Images of the 77-year-old head of state being taken out of an ambulance on Sunday with his head supported have cast doubt on his ability to lead talks on forming the next government.

"Tell us what is going on with Zeman!" shrieked a headline on the website of the Blesk tabloid on Monday morning.

 

Fiala 'must act fast' 

 

"I would be happy with basic information," independent political analyst Jan Kubacek told AFP.

"If they say he'll stay for weeks, we will roughly know what is happening and the situation will calm down."

Fiala's Together won 108 seats in the 200-seat parliament with an alliance of the liberal Pirates and the centrist Mayors and Independents, which looks set to oust Babis from power.

But Zeman had said earlier he would tap the leader of a party, not an alliance, to form the next government, suggesting his old political ally Babis would go first.

"If Fiala wants to be perceived as the prime minister by the broad public, he has to start acting like a prime minister," said Kubacek.

"He must act fast, build the government team and draft the policy statement. The more ready he will be when he meets the president, the more likely he is to succeed," the analyst said.

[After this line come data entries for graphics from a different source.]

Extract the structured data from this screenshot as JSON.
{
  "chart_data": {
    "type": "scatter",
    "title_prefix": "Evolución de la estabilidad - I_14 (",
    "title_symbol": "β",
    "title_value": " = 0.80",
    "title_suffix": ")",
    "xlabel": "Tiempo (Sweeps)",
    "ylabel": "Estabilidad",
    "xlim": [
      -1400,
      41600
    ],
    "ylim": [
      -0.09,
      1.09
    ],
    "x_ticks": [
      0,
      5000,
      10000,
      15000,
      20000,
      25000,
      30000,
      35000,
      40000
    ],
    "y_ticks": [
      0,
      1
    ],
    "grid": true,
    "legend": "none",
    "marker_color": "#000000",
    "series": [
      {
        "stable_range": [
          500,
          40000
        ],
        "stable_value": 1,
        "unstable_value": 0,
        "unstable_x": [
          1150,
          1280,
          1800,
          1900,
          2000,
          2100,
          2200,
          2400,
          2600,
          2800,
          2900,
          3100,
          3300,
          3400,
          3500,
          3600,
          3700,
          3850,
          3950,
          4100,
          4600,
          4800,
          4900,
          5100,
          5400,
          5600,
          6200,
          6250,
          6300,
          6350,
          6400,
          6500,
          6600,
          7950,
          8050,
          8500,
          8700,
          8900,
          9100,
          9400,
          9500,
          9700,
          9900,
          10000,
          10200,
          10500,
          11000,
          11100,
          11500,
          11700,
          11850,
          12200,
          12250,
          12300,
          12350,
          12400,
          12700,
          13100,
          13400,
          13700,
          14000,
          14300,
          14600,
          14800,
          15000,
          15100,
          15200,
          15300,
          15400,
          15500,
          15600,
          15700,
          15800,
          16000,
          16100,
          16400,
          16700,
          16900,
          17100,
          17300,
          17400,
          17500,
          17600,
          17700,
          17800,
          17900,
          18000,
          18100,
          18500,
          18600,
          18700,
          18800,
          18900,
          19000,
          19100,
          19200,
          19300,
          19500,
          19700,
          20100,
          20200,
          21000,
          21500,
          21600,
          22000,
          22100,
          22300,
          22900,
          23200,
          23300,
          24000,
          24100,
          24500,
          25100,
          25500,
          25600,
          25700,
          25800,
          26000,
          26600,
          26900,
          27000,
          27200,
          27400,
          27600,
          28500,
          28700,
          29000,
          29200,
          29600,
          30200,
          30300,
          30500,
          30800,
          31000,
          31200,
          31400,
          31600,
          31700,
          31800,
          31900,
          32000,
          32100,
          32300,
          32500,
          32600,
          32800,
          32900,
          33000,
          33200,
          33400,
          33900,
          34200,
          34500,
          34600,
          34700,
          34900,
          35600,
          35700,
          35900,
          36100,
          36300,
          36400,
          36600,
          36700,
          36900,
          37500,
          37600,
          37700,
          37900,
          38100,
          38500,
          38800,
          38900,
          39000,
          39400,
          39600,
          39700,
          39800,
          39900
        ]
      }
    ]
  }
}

An EU and NATO member of 10.7 million people, the ex-communist Czech Republic has been hard hit by the coronavirus pandemic.

Its economy largely depends on car production and exports to the eurozone, which it has yet to join.

Babis, a food, chemicals and media mogul, is facing EU anger over his conflict of interest as a politician and entrepreneur, as well as charges over EU subsidy fraud.